From: Randy Poe on 29 Sep 2006 21:00 Poker Joker wrote: > "Randy Poe" <poespam-trap(a)yahoo.com> wrote in message > news:1159548960.704514.113100(a)m7g2000cwm.googlegroups.com... > > > > georgie wrote: > >> Randy Poe wrote: > >> > > >> > Uh, no. We just assume that f is a function that takes naturals > >> > and produces reals. > >> > > >> > For instance, let f(x) = sqrt(x). > >> > > >> > Do I have to assume that f(x) "might have R as its image" in order > >> > to talk about f(x) = sqrt(x)? Can't I just talk about f(x) = sqrt(x) > >> > and examine what properties is has rather than speculating about > >> > what it might have? > >> > >> No, but f(x) = sqrt(x) isn't true in general. We don't take it as > >> being valid for all x. > > > > What do you mean "valid"? That's my definition of f(x). > > > > For any x, what I mean by f(x) is the value of sqrt(x). > > Thats not the same as defining x in terms of the set of all reals. What in the world are you talking about? When I define f:N->R, I am defining a function that takes naturals as input and produces reals as output. How the heck does sqrt(x) fail that test? What do you mean by "defining x in terms of the set of all reals"? f maps naturals to reals. x is a natural. - Randy
From: Poker Joker on 29 Sep 2006 21:03 "MoeBlee" <jazzmobe(a)hotmail.com> wrote in message news:1159577565.810365.174360(a)m7g2000cwm.googlegroups.com... > Poker Joker wrote: >> "MoeBlee" <jazzmobe(a)hotmail.com> wrote in message >> news:1159575840.752320.304250(a)h48g2000cwc.googlegroups.com... >> > Poker Joker wrote: >> >> Whether the proof is by-contradiction or not is immaterial. Either >> >> way the real number from step #2 is defined in terms of itself under >> >> the assumption that the list *MIGHT* contain all the reals. >> > >> > No, it is not. Either you are completely confused about a simple >> > mathematical argument, or you're just belching smoke that you know to >> > be smoke. >> >> Or you can't come up with anything better to say. > > No, I refuted you directly in previous posts. > > The problem here is very basic: You don't understand what a > mathematician means when he argues such as this: "Let x be an arbitrary > even number. [Then he proves some property P about x.] So, since x is > arbitrary, property P holds for all even numbers." There also needs to be assurance that the property P actually holds for all x. Just because some people can't come to grips with the fact that there are special cases to consider, doesn't mean they aren't there. I understand FULLY your thought process. The ONLY difference between your understanding of the proof and mine is that I understand the special case and you don't.
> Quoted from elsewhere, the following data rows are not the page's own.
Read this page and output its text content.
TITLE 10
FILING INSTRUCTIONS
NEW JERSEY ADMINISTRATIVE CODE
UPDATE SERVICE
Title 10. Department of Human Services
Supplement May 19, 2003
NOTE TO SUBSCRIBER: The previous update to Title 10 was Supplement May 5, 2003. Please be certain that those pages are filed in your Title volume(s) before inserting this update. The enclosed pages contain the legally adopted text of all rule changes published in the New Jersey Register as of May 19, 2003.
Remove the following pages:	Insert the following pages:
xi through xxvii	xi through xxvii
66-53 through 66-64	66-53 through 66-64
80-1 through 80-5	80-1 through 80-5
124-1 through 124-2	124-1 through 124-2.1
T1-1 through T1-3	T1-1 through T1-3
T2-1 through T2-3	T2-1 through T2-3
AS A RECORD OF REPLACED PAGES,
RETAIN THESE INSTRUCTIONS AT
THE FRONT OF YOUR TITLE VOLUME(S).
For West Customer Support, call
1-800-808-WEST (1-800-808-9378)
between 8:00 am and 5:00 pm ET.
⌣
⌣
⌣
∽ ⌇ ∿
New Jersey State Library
From: Randy Poe on 29 Sep 2006 21:04
Poker Joker wrote: > "Dik T. Winter" <Dik.Winter(a)cwi.nl> wrote in message > news:J6CsBJ.Jys(a)cwi.nl... > > In article <070Tg.14143$8_5.3402(a)tornado.rdc-kc.rr.com> "Poker Joker" > > <Poker(a)wi.rr.com> writes: > > > > > > "Randy Poe" <poespam-trap(a)yahoo.com> wrote in message > > > news:1159494111.724651.95600(a)i3g2000cwc.googlegroups.com... > > > > > > > That's incorrect. You don't have to assume none map onto R in order to > > > > prove none map onto R. > > > > > > > > The direct argument starts this way: Let f be any such function, from > > > > naturals to reals. > > > > > > Certainly we should assume that f *MIGHT* have R as its image, right? > > > > You may assume that, but that assumption is not needed. > > Certainly not for ostriches. > > > > > Now, are you saying that somehow that misses some possible functions > > > > from naturals to reals? How so? > > > > > > No, but we haven't proven that the image of f can't be R in step #1, > > > right? > > > So step #2 isn't valid, right? > > > > Remember: > > > 1. Assume there is a list containing all the reals. > > > 2. Show that a real can be defined/constructed from that list. > > > 3. Show why the real from step 2 is not on the list. > > > 4. Conclude that the premise is wrong because of the contradiction. > > > > Why is step 2 invalid? > > Do you always accept steps that have questionable validity? Why does step 2 have "questionable validity"? > > > Under the most general assumption, we can't count out that > > > R is f's image, so defining a real in terms of the image of > > > f *MIGHT* be self-referential, and it certainly is if the image > > > of f is R. > > > > What is the problem here? > > I assume you accept this proof that there are no complete lists > of reals: > > Let r be a real number between 0 and 1. Let r_n denote the nth digit > in r's decimal expansion. Let r_n = 5 if r_n = 4, otherwise let r_n = 4. That doesn't make sense. You are saying that every digit of r both is equal to 4 and is equal to 5. Consider r = 0.00000000... So you're saying the first digit of r is 4 because the first digit of r isn't 4? What the hell are you talking about? > r isn't on any list of reals. Therefore there isn't a complete list of > reals. That bears no resemblance at all to a proof. - Randy |